Hacker News new | ask | show | jobs
by asdfasgasdgasdg 2118 days ago
Even if you can do a particular problem on a single machine, sometimes that isn't the right call. In a work scheduled cluster environment, a task that wants the entire machine may have trouble getting a slot unless it has the priority to preempt everything else going on on that machine. We call such VMs "picky" and they don't get scheduling guarantees.
2 comments

Heh, sure. But Borg was not part of the stated question, just of the expected answer. It wasn't even close to being needed to meet the stated parameters (IIRC the whole data set would fit into a single SSD card, so one could even have room for growth without scaling out).
I'm having trouble thinking of how you'd end up with a "cluster" that couldn't provide the power of a single machine?
To make it concrete: consider a cluster of ten machines with 256G of ram. Team A and team B both schedule jobs with a requirement of 129G of RAM and five replicas each. The replicas get scheduled, one on each machine. Team C wants to schedule a task that takes an entire 256GB of ram. If they don't have sufficient priority to preempt the other jobs, then they will not schedule.

In real heterogenous-workload production clusters, every available machine likely has several VMs scheduled on it if the cluster isn't idle. There is never a full machine that's free unless some special effort has been taken to make it so.

The knapsack problem is known to be NP complete, and your algorithm that fixates on getting jobs the size of a single machine to run, will fail to run multi-machine jobs as successfully as an algorithm that does not. It's a far more interesting algorithm to think about than sorting lists of numbers. Job priorities are easy enough to add in, but the far more practical issue is with noisy neighbors. Even limiting things to single jobs on a single machines, network and storage bandwidth has bottlenecks the cluster scheduler has to optimize for.

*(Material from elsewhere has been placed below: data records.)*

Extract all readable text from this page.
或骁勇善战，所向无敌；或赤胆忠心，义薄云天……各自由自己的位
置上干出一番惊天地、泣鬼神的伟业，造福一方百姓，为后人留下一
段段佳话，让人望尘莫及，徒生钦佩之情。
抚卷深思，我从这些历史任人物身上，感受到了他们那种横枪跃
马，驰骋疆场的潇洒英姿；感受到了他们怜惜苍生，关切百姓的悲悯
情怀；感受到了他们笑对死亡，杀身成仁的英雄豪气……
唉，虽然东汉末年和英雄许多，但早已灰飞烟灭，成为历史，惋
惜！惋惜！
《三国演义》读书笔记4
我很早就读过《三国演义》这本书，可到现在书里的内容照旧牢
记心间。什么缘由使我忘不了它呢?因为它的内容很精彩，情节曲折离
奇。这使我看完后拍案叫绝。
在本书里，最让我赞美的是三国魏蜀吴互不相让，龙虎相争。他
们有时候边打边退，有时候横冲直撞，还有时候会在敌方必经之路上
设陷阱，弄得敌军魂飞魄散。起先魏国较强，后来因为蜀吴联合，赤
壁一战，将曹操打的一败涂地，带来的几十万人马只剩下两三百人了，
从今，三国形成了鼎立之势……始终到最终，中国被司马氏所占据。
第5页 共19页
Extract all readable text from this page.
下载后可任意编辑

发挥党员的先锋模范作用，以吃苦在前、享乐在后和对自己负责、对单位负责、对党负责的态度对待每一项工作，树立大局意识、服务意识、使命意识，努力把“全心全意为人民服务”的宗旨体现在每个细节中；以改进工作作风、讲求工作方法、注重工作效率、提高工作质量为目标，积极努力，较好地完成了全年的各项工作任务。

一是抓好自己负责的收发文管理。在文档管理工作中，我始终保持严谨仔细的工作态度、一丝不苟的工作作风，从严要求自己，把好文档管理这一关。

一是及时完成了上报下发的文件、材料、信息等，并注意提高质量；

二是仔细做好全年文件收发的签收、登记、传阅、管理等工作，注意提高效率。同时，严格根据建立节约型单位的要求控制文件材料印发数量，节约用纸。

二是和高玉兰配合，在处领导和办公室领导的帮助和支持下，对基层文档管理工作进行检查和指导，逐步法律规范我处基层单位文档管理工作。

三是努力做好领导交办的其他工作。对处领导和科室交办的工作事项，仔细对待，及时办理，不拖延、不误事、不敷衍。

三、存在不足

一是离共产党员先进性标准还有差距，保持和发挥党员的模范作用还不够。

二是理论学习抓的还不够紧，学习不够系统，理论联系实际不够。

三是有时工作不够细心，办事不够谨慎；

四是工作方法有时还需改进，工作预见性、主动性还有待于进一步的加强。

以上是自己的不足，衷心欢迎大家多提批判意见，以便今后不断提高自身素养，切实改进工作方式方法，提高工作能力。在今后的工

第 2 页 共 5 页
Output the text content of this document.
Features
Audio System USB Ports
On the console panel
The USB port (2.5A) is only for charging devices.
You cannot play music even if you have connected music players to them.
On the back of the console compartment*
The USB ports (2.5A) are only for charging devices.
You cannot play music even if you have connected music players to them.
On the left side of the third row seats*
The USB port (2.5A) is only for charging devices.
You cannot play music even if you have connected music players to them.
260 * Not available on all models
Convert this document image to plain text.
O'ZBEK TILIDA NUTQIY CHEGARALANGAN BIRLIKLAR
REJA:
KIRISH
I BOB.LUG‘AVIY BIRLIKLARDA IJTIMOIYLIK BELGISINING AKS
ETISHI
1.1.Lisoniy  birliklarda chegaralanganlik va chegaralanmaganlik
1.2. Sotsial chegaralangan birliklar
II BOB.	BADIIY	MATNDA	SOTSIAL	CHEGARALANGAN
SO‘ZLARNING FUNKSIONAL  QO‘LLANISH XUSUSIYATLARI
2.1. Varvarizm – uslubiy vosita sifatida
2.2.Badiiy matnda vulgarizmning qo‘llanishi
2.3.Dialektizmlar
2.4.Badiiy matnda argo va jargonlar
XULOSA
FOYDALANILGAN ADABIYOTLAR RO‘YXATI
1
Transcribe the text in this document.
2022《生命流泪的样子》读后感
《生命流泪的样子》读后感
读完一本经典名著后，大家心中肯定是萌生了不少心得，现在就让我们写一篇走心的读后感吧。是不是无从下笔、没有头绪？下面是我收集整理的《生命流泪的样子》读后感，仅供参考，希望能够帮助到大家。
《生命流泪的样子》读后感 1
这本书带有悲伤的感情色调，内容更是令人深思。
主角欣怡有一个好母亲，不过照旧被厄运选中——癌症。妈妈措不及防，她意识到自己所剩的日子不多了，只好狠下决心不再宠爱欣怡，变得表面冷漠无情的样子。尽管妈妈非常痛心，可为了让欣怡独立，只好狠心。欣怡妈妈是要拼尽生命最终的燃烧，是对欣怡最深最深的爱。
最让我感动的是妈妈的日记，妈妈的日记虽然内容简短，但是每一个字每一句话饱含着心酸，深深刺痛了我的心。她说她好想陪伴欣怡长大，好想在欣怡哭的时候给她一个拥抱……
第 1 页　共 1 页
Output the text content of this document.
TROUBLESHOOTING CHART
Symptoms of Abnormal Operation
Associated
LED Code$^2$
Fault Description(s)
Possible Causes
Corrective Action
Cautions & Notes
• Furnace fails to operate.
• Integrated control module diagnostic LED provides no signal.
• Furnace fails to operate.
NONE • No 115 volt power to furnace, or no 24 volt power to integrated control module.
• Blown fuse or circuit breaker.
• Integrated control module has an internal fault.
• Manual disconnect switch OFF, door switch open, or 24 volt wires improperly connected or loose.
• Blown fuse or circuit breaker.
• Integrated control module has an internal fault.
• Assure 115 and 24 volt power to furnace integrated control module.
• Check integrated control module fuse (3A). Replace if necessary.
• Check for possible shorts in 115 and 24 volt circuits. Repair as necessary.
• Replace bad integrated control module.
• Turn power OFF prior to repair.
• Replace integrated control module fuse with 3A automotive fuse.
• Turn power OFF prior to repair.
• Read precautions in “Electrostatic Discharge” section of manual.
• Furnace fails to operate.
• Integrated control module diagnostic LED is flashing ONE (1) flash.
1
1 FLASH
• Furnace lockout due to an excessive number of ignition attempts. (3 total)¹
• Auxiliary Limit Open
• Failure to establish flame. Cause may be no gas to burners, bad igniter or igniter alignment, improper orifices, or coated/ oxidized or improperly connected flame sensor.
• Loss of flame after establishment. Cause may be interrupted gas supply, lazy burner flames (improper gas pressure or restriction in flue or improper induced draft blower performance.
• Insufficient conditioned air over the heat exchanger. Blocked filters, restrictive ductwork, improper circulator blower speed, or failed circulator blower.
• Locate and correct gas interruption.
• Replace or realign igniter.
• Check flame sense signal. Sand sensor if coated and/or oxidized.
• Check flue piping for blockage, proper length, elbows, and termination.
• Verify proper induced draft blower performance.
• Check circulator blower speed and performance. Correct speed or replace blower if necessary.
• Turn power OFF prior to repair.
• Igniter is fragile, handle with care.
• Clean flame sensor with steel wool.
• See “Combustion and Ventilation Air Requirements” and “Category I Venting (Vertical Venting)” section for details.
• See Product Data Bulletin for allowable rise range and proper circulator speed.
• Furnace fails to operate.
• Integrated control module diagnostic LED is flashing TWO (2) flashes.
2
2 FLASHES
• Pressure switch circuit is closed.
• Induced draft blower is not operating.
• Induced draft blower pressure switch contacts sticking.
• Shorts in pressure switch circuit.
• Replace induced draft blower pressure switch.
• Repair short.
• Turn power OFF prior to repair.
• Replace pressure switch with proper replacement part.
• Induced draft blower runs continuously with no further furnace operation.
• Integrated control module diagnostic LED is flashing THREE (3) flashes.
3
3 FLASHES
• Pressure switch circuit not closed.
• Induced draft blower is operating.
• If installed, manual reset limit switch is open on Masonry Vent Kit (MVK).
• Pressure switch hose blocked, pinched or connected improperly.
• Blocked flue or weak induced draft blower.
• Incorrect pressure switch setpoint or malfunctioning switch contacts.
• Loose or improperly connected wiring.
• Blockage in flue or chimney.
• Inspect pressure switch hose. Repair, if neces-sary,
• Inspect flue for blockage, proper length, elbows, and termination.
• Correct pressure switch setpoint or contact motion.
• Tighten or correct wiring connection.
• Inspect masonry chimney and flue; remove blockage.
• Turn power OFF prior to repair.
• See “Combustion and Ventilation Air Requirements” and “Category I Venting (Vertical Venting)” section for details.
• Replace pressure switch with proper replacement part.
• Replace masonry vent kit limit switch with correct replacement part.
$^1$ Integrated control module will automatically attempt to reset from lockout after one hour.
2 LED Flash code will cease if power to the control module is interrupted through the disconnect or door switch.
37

To make things more complicated, a long-lived cluster is going to be made up of different classes of machines, from different CPU micro-architecture, so 'single machine' is overly constraining. Eg it's not interesting that a job with a 4 MiB requirement can always run if your job needs 32 GiB.

http://www.frankmcsherry.org/graph/scalability/cost/2015/01/...

"Rather than making your computation go faster, the systems introduce substantial overheads which can require large compute clusters just to bring under control.

In many cases, you’d be better off running the same computation on your laptop."

My limited experience fits this in that a bit of smarts on a single box beats a bunch of boxes.

(the link is a very good read BTW)

The biggest problem with that write-up is ignoring availability. "Fast all the way up to the crash" can be much worse than slow and steady.

Of course, for a batch job with a runtime under 11 minutes, that probably doesn't really matter too much. Just don't generalize that too much.